What are they fixing now & why?

I'm getting a new pulmonary valve. Why? Because the one I have is tired and needs a tune-up. My pulmonary valve is not closing properly, and had been continuing to get worse as I get older. It is very common for adults with Tetralogy of Fallot to get a new pulmonary valve.

As this valve has gotten weaker, it has been allowing more blood to flow back through it. This is what causes my heart murmur. This backflow causes my heart to have to work harder to get blood thru my weak valve. The continued backflow has been causing my right ventricle to inflate, kind of like a balloon, from all the extra blood coming back thru.

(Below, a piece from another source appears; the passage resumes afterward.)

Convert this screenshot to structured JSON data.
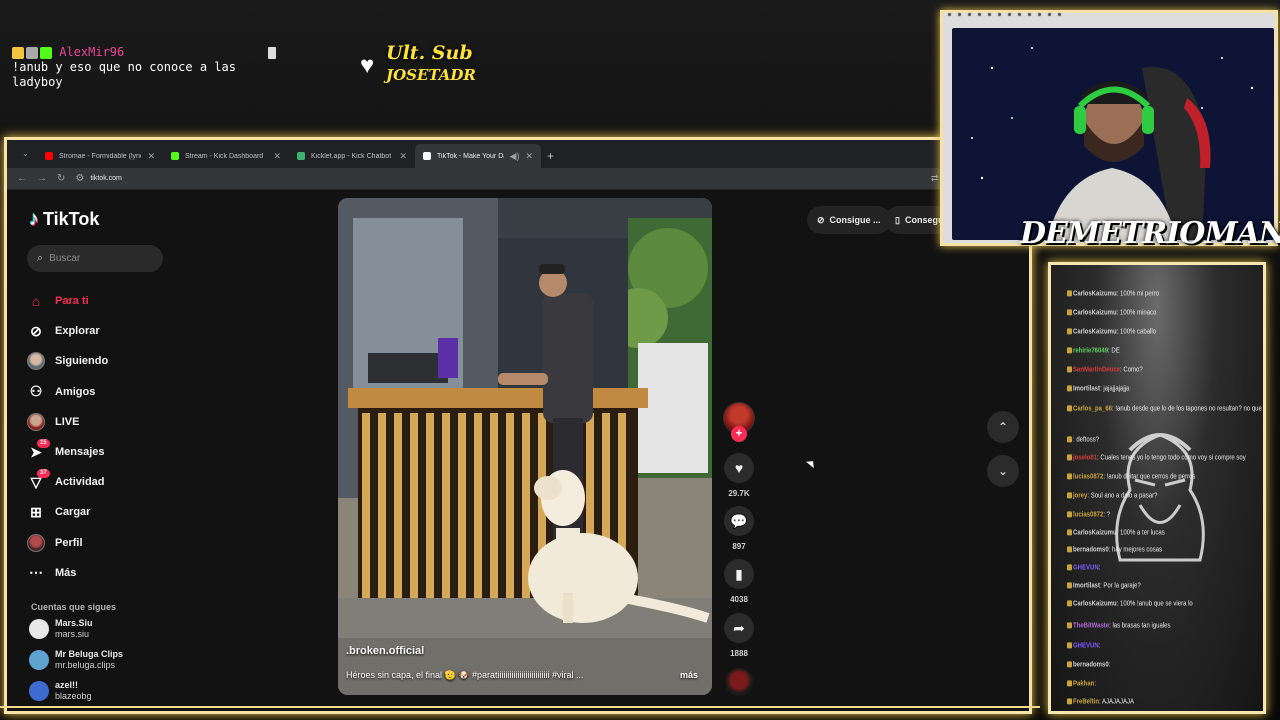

Why operate now? Because if the pulmonary valve is replaced now, chances are good that my right ventricle will "shrink" back down to a normal size. If we wait any longer, and allow the ventricle to get larger, chances are it will not shrink, and will stay inflated regardless of surgical intervention.

I'll be getting a bovine (cow) heart valve. (no vegetarian jokes, please). It's really kind of amazing. They grow a new valve around a mechanical base with tissue from a cow's heart, and is expected to last 10-15 years.

The man with the plan

Okay, the MEN with the plan.

My cardiologist is Dr. Gary Webb. He specializes in Adults with Congenital Heart Defects, and heads a ACHD clinic at UPENN. Lucky me! For more info on Dr. Webb and his clinic check out the link on my link list.

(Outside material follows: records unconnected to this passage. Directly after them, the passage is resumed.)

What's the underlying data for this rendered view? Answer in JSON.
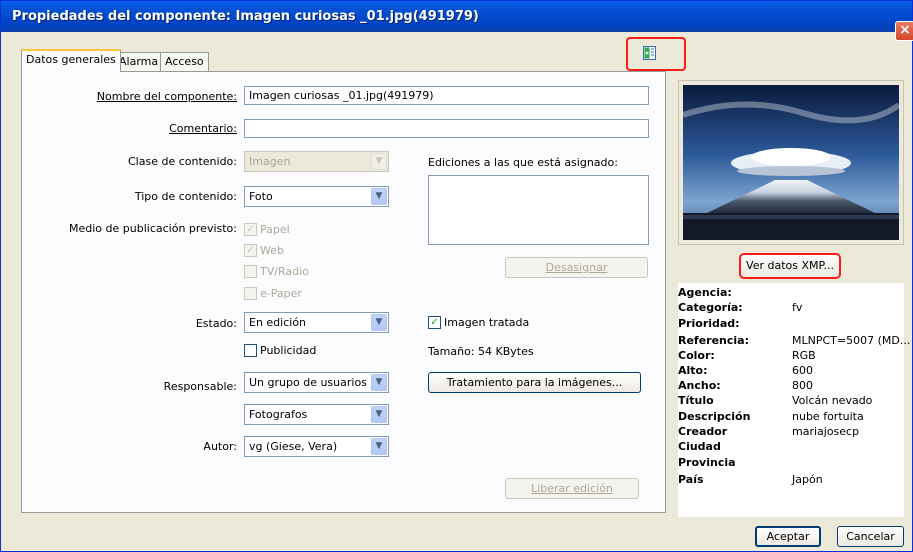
{
  "window": {
    "title": "Propiedades del componente:  Imagen curiosas _01.jpg(491979)",
    "close_glyph": "×"
  },
  "tabs": [
    "Datos generales",
    "Alarma",
    "Acceso"
  ],
  "form": {
    "nombre_label": "Nombre del componente:",
    "nombre_value": "Imagen curiosas _01.jpg(491979)",
    "comentario_label": "Comentario:",
    "comentario_value": "",
    "clase_label": "Clase de contenido:",
    "clase_value": "Imagen",
    "tipo_label": "Tipo de contenido:",
    "tipo_value": "Foto",
    "medio_label": "Medio de publicación previsto:",
    "medio_options": [
      {
        "label": "Papel",
        "checked": true
      },
      {
        "label": "Web",
        "checked": true
      },
      {
        "label": "TV/Radio",
        "checked": false
      },
      {
        "label": "e-Paper",
        "checked": false
      }
    ],
    "ediciones_label": "Ediciones a las que está asignado:",
    "desasignar_button": "Desasignar",
    "estado_label": "Estado:",
    "estado_value": "En edición",
    "imagen_tratada_label": "Imagen tratada",
    "imagen_tratada_checked": true,
    "publicidad_label": "Publicidad",
    "publicidad_checked": false,
    "tamano_text": "Tamaño: 54 KBytes",
    "responsable_label": "Responsable:",
    "responsable_value": "Un grupo de usuarios",
    "responsable_group_value": "Fotografos",
    "tratamiento_button": "Tratamiento para la imágenes...",
    "autor_label": "Autor:",
    "autor_value": "vg (Giese, Vera)",
    "liberar_button": "Liberar edición"
  },
  "xmp_button": "Ver datos XMP...",
  "metadata": [
    {
      "key": "Agencia:",
      "value": ""
    },
    {
      "key": "Categoría:",
      "value": "fv"
    },
    {
      "key": "Prioridad:",
      "value": ""
    },
    {
      "key": "Referencia:",
      "value": "MLNPCT=5007 (MD..."
    },
    {
      "key": "Color:",
      "value": "RGB"
    },
    {
      "key": "Alto:",
      "value": "600"
    },
    {
      "key": "Ancho:",
      "value": "800"
    },
    {
      "key": "Título",
      "value": "Volcán nevado"
    },
    {
      "key": "Descripción",
      "value": "nube fortuita"
    },
    {
      "key": "Creador",
      "value": "mariajosecp"
    },
    {
      "key": "Ciudad",
      "value": ""
    },
    {
      "key": "Provincia",
      "value": ""
    },
    {
      "key": "País",
      "value": "Japón"
    }
  ],
  "footer": {
    "aceptar": "Aceptar",
    "cancelar": "Cancelar"
  },
  "icons": {
    "toolbar_icon": "sheet-add-icon",
    "preview": "mountain-cloud-photo"
  },
  "colors": {
    "titlebar": "#0450d3",
    "highlight": "#ff1a1a",
    "tab_active_accent": "#ffc83c"
  }
}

My surgeon is Dr. Joseph Woo. He is the Director of the minimally invasive and robotic cardiac surgery program. For more info on Dr. Woo check out my link in the link list.

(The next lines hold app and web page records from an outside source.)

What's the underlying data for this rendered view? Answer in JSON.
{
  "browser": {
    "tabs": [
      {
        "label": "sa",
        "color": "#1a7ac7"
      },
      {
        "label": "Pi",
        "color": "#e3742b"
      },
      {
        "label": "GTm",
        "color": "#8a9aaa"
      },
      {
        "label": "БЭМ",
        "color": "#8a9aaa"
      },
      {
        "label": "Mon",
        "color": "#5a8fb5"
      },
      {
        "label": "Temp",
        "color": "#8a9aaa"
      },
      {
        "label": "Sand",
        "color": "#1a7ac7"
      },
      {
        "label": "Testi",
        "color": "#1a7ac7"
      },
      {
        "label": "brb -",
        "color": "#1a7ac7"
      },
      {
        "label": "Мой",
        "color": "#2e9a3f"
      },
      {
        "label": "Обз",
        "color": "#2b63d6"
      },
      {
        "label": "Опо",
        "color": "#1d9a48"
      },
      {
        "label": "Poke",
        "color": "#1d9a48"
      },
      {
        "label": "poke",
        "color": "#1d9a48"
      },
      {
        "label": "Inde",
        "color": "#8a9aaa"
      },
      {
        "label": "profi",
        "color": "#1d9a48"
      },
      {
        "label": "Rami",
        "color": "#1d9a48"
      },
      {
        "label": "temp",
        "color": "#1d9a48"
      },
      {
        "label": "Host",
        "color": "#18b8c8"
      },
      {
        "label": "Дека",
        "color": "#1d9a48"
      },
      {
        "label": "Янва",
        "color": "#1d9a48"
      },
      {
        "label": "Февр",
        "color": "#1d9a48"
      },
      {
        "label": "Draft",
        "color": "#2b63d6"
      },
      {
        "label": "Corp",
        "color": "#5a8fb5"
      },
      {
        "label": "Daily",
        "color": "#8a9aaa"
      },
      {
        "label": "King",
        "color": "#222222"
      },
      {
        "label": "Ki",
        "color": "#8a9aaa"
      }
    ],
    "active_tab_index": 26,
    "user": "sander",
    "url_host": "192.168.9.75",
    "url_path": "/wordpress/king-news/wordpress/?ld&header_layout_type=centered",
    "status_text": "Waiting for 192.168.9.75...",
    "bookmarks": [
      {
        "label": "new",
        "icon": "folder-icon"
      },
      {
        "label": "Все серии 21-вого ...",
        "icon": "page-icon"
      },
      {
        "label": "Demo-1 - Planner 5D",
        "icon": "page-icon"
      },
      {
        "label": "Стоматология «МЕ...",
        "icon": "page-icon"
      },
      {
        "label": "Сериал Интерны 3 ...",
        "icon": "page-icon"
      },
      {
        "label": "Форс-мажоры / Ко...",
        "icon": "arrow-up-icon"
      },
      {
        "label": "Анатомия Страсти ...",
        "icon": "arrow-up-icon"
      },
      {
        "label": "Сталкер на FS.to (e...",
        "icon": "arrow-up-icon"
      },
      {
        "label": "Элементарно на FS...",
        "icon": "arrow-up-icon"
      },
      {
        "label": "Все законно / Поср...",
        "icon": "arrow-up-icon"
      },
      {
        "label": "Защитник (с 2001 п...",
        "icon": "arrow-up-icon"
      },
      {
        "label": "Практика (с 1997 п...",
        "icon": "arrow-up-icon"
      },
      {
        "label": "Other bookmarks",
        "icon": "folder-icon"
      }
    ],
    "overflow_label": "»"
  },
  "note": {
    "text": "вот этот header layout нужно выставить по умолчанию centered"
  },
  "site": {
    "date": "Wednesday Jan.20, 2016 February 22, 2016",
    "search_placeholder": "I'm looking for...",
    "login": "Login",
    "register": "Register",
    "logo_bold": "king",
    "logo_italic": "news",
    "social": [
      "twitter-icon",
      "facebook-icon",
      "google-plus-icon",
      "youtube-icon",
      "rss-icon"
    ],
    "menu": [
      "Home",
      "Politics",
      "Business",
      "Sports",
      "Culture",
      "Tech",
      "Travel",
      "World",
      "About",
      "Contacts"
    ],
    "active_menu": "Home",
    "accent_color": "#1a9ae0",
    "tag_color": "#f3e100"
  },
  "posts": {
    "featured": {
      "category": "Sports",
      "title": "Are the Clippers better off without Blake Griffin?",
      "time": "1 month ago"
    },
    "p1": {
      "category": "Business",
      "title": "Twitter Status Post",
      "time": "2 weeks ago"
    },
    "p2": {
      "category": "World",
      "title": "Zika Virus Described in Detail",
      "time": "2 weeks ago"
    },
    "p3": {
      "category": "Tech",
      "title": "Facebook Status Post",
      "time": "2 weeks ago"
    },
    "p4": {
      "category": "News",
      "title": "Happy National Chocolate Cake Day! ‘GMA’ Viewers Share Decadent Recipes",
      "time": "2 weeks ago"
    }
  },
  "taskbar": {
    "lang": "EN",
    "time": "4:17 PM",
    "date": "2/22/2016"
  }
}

Where and when is the surgery?

We have scheduled surgery for Thursday, December 13th. It is being done at the Hospital of the University of Pennsylvania in Philadelphia. Want more hospital information? Check out the link on my link list.

What has already been repaired?

Most of you know, I had open-heart surgery at the age of 2 (1980) at Children's Hospital in Detroit. At that point, they did a "complete repair" which involved:

1. Closing the ventricular septal defect with a patch.
2. Removing some thickened muscle below the pulmonary valve.
3. Repairing or removing the pulmonary valve.
4. Enlarging the peripheral pulmonary arteries that go to both lungs.

What is Tetralogy of Fallot?

Primary four malformations

As classically described, tetralogy of Fallot involves four heart malformations which present together:

1. A ventricular septal defect (VSD): a hole between the two bottom chambers (ventricles) of the heart. The defect is centered around the 'outlet septum', the most superior aspect of the septum, and in the majority of cases is single and large. In some cases septal hypertrophy can narrow the margins of the defect.
2. Pulmonic stenosis: Right ventricular outflow tract obstruction, a narrowing at (valvular stenosis) or just below (infundibular stenosis) the pulmonary valve. The stenosis is mostly the result of hypertrophy of the septoparietal trabeculae, however the deviated outlet septum is believed to play a role. The stenosis is the major cause of the malformations, with the other associated malformations acting as compensatory mechanisms to the pulmonic stenosis. The degree of stenosis varies between individuals with TOF, and is the primary determinant of symptoms and severity. This malformation is infrequently described as sub-pulmonary stenosis or subpulmonary obstruction.
3. Overriding aorta: defined as when the aortic valve is not restricted to the left ventricle, thus having biventricular connections. The aortic root can be moved anteriorly or override the septal defect, but it is still to the right of the root of the pulmonary artery. The degree of override is quite variable, being between 5-95% of the valve being connected to the right ventricle.
4. Right ventricular hypertrophy: The right ventricle is more muscular than normal, causing a characteristic coeur-en-sabot (boot-shaped) appearance as seen by chest X-ray. Due to the misarrangement of the external ventricular septum, the right ventricular wall increase in size to deal with the increased obstruction to the right outflow tract. This feature is now generally agreed to be a secondary anomaly, as the level of hypertrophy generally increases with age.